Bref, un ordinal admissible est un ordinal λ tel que vous ne pouvez pas fabriquer d'ordinal ≥λ à partir d'ordinaux <λ en utilisant le langage que j'ai défini, même si on permet des boucles non bornées de taille λ lui-même.

On fera (presque toujours) cette hypothèse d'admissibilité quand on parle du langage (2) ou (3), et, de plus, quand c'est le cas, on fera aussi (presque toujours) l'hypothèse que les programmes et les fonctions reçoivent des arguments <λ (du coup, tous les calculs intermédiaires seront eux-mêmes <λ à cause de l'admissibilité). En principe, on peut tout à fait considérer ce qui se passe quand on fait tourner un programme du langage (3)λ sur des arguments ≥λ, mais en pratique, ce n'est pas très intéressant (en gros, parce que disposer d'un ordinal ≥λ est beaucoup plus puissant que de pouvoir faire des uloop, donc autant se limiter aux langages (0) et (1)).

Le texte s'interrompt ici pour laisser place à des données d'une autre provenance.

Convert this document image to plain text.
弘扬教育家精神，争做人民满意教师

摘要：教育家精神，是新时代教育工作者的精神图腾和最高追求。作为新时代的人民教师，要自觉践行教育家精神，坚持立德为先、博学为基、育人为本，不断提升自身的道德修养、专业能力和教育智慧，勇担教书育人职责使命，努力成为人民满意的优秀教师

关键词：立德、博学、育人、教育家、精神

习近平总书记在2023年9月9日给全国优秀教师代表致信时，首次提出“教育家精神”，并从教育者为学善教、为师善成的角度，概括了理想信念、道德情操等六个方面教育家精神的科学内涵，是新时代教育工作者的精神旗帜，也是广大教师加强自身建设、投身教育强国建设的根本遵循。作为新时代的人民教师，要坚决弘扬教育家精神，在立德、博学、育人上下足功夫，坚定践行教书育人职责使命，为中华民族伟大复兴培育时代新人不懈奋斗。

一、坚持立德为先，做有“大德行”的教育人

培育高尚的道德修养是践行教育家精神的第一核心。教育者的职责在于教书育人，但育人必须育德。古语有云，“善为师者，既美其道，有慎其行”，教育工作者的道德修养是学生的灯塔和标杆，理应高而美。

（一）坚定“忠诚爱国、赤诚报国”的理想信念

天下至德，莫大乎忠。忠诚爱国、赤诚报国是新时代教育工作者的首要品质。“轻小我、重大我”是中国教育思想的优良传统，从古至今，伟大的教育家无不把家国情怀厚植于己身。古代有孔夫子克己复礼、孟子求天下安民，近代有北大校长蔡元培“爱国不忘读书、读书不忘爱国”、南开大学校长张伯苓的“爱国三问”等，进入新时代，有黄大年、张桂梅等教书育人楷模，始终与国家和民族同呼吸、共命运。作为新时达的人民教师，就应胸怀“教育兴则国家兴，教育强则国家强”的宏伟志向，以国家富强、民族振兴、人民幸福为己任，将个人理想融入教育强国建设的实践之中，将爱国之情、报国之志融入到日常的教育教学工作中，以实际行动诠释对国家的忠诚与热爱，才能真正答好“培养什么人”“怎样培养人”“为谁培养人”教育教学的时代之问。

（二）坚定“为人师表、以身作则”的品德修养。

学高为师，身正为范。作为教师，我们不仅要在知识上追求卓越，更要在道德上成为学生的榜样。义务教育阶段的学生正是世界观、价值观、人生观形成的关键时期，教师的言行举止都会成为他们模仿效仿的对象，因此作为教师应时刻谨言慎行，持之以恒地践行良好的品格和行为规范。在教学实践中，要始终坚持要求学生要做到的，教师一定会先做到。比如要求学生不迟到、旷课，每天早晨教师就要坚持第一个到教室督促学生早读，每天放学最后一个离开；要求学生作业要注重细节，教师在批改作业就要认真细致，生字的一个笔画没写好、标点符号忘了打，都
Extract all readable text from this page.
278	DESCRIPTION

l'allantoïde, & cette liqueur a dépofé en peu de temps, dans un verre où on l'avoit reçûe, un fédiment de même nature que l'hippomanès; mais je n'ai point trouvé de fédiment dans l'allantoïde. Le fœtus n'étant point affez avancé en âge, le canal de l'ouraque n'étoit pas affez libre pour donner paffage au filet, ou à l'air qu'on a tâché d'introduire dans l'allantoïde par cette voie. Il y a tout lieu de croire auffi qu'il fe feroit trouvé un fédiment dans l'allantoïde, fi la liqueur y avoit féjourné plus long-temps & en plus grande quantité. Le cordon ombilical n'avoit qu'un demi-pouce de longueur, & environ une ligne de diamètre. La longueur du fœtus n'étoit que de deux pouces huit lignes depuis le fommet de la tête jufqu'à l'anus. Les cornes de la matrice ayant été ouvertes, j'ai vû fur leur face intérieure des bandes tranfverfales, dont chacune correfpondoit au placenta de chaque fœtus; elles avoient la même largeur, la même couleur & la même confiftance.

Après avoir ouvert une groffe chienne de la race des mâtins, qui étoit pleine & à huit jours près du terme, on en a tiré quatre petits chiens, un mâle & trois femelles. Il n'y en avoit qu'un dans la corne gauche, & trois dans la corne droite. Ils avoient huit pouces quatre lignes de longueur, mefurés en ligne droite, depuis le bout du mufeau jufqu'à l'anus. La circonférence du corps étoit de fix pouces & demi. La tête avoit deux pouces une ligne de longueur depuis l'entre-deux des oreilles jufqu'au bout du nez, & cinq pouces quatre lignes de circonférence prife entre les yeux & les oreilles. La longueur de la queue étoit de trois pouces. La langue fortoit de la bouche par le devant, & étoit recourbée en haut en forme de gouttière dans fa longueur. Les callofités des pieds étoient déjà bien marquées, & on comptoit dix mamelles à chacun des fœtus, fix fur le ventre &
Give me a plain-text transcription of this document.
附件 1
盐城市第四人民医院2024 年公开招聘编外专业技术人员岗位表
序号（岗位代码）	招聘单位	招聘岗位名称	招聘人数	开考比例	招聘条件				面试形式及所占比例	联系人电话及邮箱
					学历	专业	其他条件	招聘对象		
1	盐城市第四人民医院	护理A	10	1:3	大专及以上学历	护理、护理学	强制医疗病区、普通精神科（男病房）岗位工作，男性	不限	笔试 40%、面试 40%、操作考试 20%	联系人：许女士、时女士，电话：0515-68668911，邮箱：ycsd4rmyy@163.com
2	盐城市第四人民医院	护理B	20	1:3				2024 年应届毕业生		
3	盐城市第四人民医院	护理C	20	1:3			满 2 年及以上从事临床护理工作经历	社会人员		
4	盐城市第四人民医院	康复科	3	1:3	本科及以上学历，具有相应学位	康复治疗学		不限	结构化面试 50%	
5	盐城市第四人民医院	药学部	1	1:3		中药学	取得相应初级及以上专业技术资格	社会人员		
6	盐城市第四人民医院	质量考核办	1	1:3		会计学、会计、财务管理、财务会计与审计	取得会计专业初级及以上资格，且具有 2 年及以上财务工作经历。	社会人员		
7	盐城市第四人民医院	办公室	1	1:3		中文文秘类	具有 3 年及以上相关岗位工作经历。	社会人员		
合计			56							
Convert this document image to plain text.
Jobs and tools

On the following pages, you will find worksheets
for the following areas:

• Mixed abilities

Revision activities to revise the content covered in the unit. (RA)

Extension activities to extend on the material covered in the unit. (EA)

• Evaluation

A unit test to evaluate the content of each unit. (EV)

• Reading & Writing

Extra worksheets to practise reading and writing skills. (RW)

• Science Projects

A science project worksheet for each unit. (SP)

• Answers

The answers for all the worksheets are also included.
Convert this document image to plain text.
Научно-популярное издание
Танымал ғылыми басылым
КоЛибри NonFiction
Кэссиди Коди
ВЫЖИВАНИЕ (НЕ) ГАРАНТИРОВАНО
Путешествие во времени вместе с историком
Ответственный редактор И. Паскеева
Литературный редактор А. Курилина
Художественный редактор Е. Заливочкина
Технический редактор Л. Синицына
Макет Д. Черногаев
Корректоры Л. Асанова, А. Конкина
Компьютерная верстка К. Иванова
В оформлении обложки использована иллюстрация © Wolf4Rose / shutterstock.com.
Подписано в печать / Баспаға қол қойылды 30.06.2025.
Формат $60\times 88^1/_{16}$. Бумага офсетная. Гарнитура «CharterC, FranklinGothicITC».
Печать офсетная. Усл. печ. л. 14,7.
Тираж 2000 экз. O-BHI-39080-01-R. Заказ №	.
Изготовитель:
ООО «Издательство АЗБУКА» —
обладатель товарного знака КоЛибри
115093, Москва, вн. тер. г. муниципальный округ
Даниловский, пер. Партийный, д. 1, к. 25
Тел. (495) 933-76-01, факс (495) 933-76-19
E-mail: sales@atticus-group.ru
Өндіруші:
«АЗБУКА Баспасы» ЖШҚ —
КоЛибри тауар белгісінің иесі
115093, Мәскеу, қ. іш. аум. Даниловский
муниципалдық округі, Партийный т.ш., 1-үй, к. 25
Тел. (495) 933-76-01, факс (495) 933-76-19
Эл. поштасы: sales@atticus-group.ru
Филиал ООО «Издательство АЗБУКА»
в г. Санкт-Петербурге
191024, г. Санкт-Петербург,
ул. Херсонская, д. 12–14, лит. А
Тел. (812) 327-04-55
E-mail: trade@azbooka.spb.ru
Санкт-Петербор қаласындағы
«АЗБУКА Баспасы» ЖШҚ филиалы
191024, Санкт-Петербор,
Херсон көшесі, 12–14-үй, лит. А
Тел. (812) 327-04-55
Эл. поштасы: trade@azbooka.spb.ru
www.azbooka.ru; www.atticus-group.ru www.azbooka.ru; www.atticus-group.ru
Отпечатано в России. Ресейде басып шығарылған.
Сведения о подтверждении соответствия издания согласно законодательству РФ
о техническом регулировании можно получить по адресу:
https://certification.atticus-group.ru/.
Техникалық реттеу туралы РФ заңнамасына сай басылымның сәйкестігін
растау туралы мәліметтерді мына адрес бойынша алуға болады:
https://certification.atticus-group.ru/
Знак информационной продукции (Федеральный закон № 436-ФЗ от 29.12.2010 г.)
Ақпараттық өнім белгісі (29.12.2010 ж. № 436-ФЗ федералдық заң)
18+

Un ordinal admissible est nécessairement p.r.-clos (puisque « p.r.-clos » a la même définition pour le langage (0), qui est plus faible). L'ordinal ω (qui est le premier p.r.-clos) est le premier ordinal admissible. (Mais il n'est pas vrai que tout ordinal p.r.-clos soit admissible : j'ai évoqué plus haut le deuxième ordinal p.r.-clos, à savoir φ(ω,0) : il est très loin d'être admissible car il est facile de programmer la fonction φ elle-même dans le langage (1), ou dans le langage (2) avec n'importe quel ordinal de boucle >ω.) Le plus petit ordinal admissible >ω est appelé ω₁CK, l'ordinal de Church-Kleene, qu'on peut définir de diverses façons (par exemple c'est la borne supérieure des types ordinaux de tous les bons ordres sur ℕ qui soient calculables par une machine de Turing ordinaire, ou, ce qui revient au même, par le les langages (1)–(3), ou d'ailleurs même (0), dans le cas fini) [ajout : j'aurais dû préciser, pour faire le lien avec une entrée passée, que les fonctions ω→ω (c'est-à-dire ℕ→ℕ) qui sont ω₁CK-récursives sont exactement celles qui sont hyperarithmétiques]. Tout cardinal indénombrable (à commencer par le « vrai » ω₁, c'est-à-dire ℵ₁) est admissible (et en fait, récursivement inaccessible, récursivement Mahlo, etc., des notions que j'évoquerai plus bas).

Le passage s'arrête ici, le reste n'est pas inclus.